The United States can support Europe, especially Central Europe, by influencing its energy security policy. When it comes to the EU-11’s gas dependency on one supplier, the trade role that the US can play will be an integral part of a better and fairer world. This was argued by Marcin Bodio, the CEO of CEEP, at the 3rd Transatlantic Energy Conference, that took place on April the 4th, 2016, in Washington, D.C.
This conference edition focused on the theme: ‘American gas for Europe’. In his well-received speech, Mr. Bodio broadly covered the topic of LNG, as well as touching upon such areas as the EU’s proposed Energy Union, the TTIP, and the crucial North–South Corridor.
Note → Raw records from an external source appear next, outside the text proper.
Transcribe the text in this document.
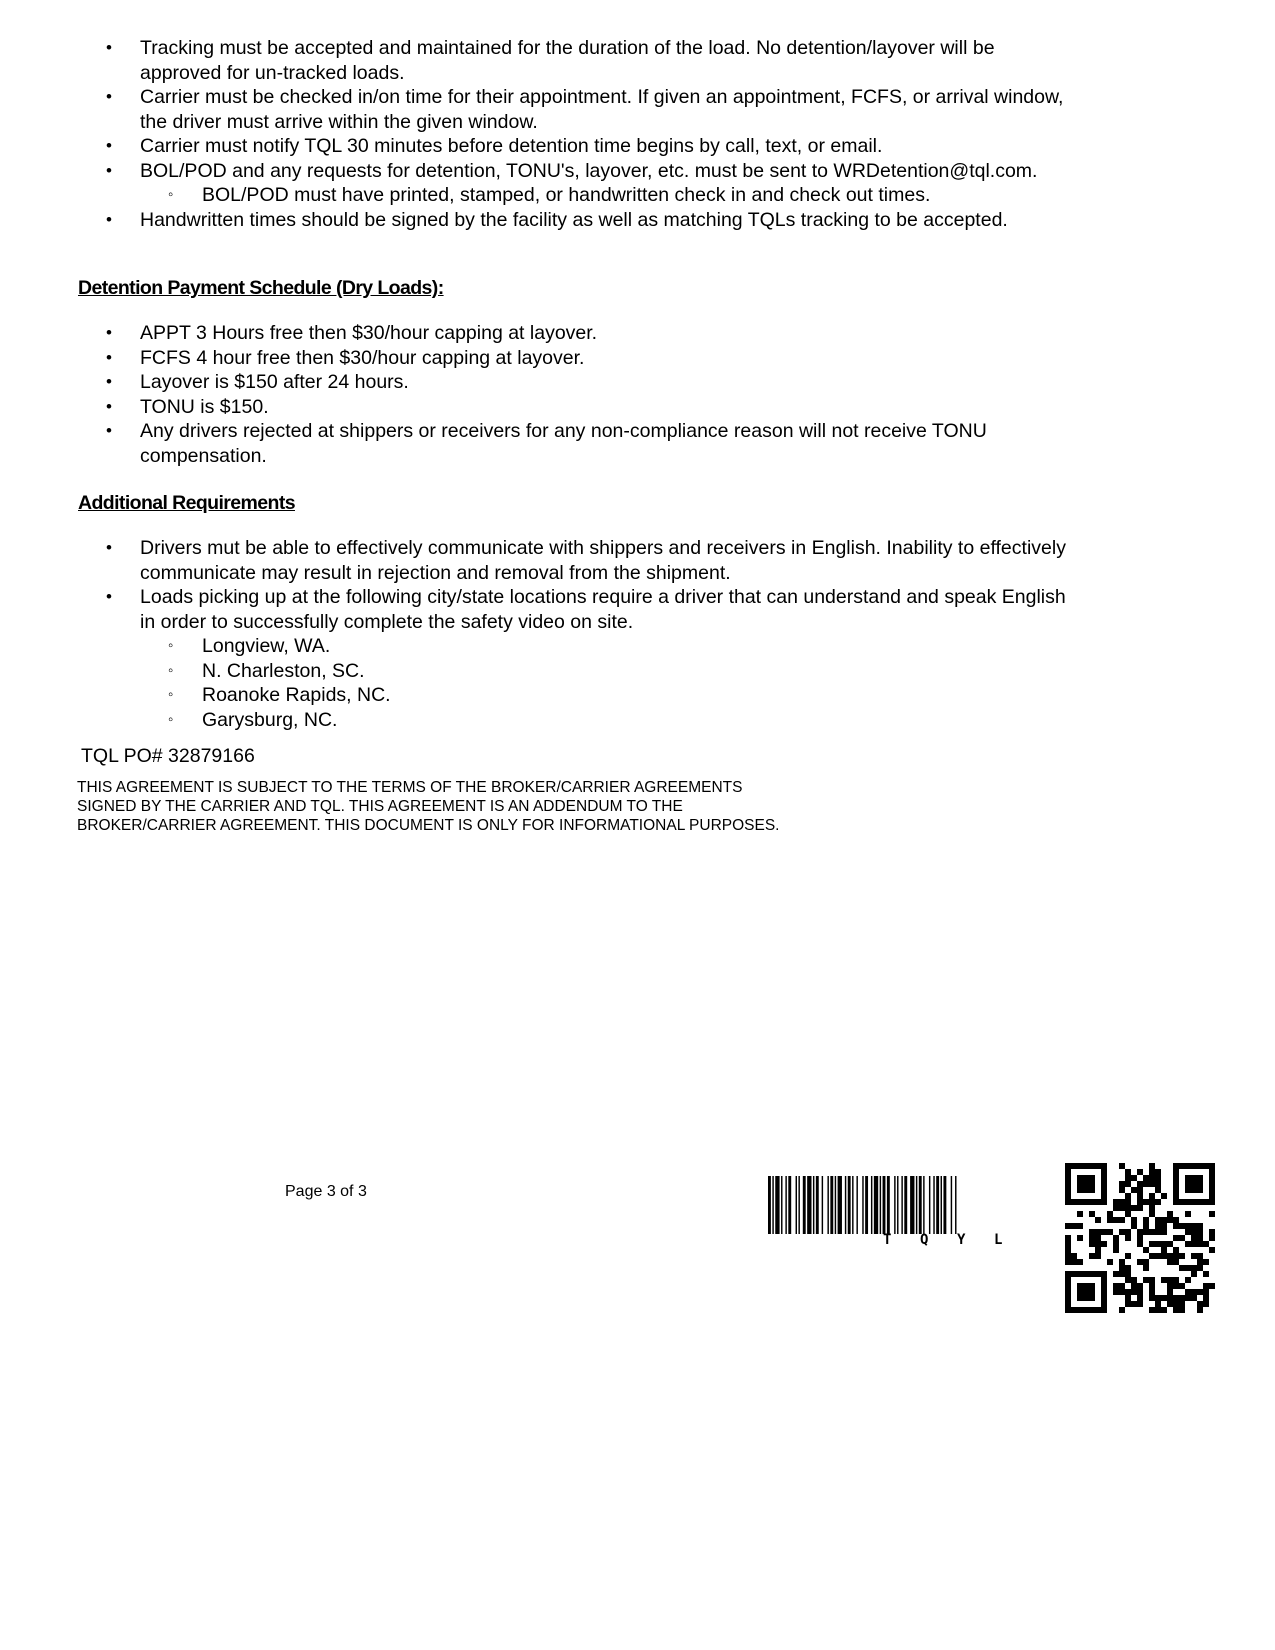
• Tracking must be accepted and maintained for the duration of the load. No detention/layover will be approved for un-tracked loads.
• Carrier must be checked in/on time for their appointment. If given an appointment, FCFS, or arrival window, the driver must arrive within the given window.
• Carrier must notify TQL 30 minutes before detention time begins by call, text, or email.
• BOL/POD and any requests for detention, TONU's, layover, etc. must be sent to WRDetention@tql.com.
◦ BOL/POD must have printed, stamped, or handwritten check in and check out times.
• Handwritten times should be signed by the facility as well as matching TQLs tracking to be accepted.
Detention Payment Schedule (Dry Loads):
• APPT 3 Hours free then $30/hour capping at layover.
• FCFS 4 hour free then $30/hour capping at layover.
• Layover is $150 after 24 hours.
• TONU is $150.
• Any drivers rejected at shippers or receivers for any non-compliance reason will not receive TONU compensation.
Additional Requirements
• Drivers mut be able to effectively communicate with shippers and receivers in English. Inability to effectively communicate may result in rejection and removal from the shipment.
• Loads picking up at the following city/state locations require a driver that can understand and speak English in order to successfully complete the safety video on site.
◦ Longview, WA.
◦ N. Charleston, SC.
◦ Roanoke Rapids, NC.
◦ Garysburg, NC.
TQL PO# 32879166
THIS AGREEMENT IS SUBJECT TO THE TERMS OF THE BROKER/CARRIER AGREEMENTS SIGNED BY THE CARRIER AND TQL. THIS AGREEMENT IS AN ADDENDUM TO THE BROKER/CARRIER AGREEMENT. THIS DOCUMENT IS ONLY FOR INFORMATIONAL PURPOSES.
Page 3 of 3
T Q Y L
He also looked at how gas markets are developing globally, including Gazprom’s response to the ongoing changes. The EU-11’s gas dependency on one supplier was also highlighted, whilst all of these topics were underpinned by the subject of energy security.
“This is something of a European fixation, but a vitally important one. As energy is the universal cornerstone of our civilisation, Europe is, and will remain in the foreseeable future, a net importer of energy, one of the biggest in the world. Europe has always been concerned with energy and energy security policy, and has constantly been in search of new sources of energy, to fuel the growth and well-being of its societies. So, as the US has a lot to offer Europe, in that respect, it comes as no surprise that energy and the security of energy supply have been subjects of the transatlantic debate for a long time,” Mr. Bodio proclaimed.
It is worth remembering that CEEP’s involvement in promoting political and commercial relations between European and American partners, was initiated during the two editions of the LNG Europe–US Roundtables, which were both held in 2015, the first in May in Brussels, and the second in November, in Washington D.C. By bringing together European and American senior political officials, as well as business executives representing LNG, CEEP managed to discuss the current trends within their respective energy sectors. The talks also placed an emphasis on the security of supply of energy to Europe, and resulted in drafting progressive, practical solutions based upon potential LNG trading, and LNG investment co-operation between Europe and the US.
According to Mr. Bodio, “current exchanges and debates continue to be important for enhancing Europe’s security of supply, through reinforcing the partnership with the US, in the context of LNG imports, especially as the global security landscape and Russia’s uneasy relationship with the West are issues growing in complexity. The crisis in Ukraine, and the repeated attempts to use energy exports as tools, with which to exert political pressure and influence, by Europe’s major gas supplier, have highlighted the need for solidarity and collaboration within Europe, and with partners beyond its frontiers. The United States can support Europe, especially Central Europe, by influencing its energy security policy.”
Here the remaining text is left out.